PyData Seattle 2025

The Problem of Address Matching: a Journey through NLP and AI
2025-11-09 , Tutorial Track 3

The problem of address matching arrives when the address of one physical place is written in two or more different ways. This situation is very common in companies that receive records of customers from different sources. The differences can be classified as syntactic and semantic. In the first type, the meaning is the same but the way they are written is different. For example, one can find "Street" vs "St". In the second type, the meaning is not exactly the same. For example, one can find "Road" instead of "Street". To solve this problem and match addresses, we have a couple of approaches. The first and simple is by using similarity metrics. The second uses natural language and transformers. This is a hands-on talk and is intended for data process analyst. We are going to go through these solutions implemented in a Jupyter notebook using Python.

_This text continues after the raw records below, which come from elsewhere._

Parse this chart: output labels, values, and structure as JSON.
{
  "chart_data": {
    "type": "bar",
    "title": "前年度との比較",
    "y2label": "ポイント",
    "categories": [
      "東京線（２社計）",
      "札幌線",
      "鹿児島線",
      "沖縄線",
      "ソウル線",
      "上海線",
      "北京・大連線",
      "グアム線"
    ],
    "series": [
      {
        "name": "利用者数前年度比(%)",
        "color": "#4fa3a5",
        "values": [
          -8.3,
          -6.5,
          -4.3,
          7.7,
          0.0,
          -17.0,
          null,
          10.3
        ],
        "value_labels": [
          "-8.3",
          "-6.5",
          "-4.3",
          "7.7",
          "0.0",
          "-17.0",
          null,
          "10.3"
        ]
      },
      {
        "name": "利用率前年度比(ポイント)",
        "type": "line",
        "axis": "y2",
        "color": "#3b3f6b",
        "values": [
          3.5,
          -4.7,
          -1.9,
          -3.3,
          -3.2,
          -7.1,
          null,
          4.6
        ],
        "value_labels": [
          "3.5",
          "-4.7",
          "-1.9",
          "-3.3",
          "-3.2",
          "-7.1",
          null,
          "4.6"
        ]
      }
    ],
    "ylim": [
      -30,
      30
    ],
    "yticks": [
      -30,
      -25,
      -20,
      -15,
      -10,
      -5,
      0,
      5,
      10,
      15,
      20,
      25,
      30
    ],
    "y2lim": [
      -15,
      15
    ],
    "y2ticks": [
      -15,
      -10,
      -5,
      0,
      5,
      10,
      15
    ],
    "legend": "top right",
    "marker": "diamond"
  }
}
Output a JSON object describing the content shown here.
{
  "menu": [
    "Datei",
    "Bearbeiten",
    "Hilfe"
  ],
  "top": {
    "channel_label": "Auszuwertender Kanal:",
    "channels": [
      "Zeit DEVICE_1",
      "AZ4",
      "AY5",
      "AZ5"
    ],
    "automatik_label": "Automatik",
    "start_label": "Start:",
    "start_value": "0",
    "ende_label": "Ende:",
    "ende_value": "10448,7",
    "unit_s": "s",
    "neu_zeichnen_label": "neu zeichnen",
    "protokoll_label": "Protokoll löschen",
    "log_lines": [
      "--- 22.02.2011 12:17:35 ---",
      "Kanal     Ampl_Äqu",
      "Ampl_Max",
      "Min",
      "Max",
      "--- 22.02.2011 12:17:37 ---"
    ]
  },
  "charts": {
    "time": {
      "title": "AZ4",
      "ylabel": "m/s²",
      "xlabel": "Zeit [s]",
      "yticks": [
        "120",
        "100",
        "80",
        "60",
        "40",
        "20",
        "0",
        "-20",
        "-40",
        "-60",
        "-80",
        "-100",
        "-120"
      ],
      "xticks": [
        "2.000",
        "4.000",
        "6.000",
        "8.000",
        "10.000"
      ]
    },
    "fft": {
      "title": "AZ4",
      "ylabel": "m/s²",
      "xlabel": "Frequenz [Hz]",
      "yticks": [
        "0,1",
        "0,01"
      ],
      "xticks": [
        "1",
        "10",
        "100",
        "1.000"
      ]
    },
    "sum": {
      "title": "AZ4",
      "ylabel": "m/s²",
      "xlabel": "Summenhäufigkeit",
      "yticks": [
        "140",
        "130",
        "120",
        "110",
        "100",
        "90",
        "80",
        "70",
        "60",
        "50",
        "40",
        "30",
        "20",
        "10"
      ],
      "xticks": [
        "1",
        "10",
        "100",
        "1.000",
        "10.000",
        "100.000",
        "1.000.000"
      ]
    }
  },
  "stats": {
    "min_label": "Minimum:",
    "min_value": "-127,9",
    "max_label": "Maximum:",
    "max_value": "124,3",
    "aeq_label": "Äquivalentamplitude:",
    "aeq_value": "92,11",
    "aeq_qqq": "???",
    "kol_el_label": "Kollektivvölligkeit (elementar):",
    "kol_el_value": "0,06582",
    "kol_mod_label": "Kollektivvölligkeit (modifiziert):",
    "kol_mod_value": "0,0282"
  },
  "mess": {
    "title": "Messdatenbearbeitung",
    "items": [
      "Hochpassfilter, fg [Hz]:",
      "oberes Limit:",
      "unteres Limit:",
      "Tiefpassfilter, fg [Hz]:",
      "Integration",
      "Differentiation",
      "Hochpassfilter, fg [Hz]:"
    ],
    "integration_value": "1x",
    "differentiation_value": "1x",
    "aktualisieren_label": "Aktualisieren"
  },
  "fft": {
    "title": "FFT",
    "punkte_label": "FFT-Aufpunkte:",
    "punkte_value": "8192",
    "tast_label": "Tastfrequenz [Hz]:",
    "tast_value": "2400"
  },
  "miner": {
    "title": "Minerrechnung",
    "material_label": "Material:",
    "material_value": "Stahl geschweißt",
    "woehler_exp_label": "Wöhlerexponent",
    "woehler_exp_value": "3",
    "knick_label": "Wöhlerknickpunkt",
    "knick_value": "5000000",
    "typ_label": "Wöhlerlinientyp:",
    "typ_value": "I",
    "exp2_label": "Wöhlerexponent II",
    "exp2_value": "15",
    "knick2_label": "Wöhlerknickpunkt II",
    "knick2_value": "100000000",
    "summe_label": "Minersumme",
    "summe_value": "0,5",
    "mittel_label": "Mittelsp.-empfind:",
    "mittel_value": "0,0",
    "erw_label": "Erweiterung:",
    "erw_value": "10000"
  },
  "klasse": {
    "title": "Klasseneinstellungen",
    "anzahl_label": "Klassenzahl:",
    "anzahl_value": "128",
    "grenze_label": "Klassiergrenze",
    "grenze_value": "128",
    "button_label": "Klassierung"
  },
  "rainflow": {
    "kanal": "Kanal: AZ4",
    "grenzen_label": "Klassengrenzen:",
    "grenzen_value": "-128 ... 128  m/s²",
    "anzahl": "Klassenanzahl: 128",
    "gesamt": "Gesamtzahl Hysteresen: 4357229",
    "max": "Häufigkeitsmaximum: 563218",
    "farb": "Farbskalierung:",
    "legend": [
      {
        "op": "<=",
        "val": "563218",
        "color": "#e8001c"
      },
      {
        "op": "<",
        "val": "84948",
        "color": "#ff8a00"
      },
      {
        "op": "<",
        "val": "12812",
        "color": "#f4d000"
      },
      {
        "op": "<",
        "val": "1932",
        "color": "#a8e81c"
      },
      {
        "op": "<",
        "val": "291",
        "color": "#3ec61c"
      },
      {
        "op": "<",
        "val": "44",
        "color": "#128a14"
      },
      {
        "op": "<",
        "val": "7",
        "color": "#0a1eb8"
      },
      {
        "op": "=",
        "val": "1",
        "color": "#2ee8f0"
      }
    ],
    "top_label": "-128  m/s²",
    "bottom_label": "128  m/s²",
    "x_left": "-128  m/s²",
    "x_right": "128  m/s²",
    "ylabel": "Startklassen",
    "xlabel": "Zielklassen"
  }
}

  • The objective: to present different solution approaches including the AI of the problem of address matching. This will be done in a Jupyter notebook using Python.

  • The outline of the talk:

  1. Introduction
    Address matching is a problem that arrives when two different sources have different address for one physical place. This is a common problem in companies that deal with many customers. We classify the problems in two: syntactic and semantic.

  2. Issues
    Different issues are found such as writing "Street" and "St" or "St." and other variations. Another issue appears when one has "I89" (for interstate 89) vs "US 89". Other issues are also presented.

  3. Address Normalization
    This is a technique to help us with homogenize different address. We download the list of standard US abbreviations from the US post office webpage and use it to standardize the addresses. In the previous example, we would transform "Street" into "ST" (after applying uppercase, also) to make it match with "St".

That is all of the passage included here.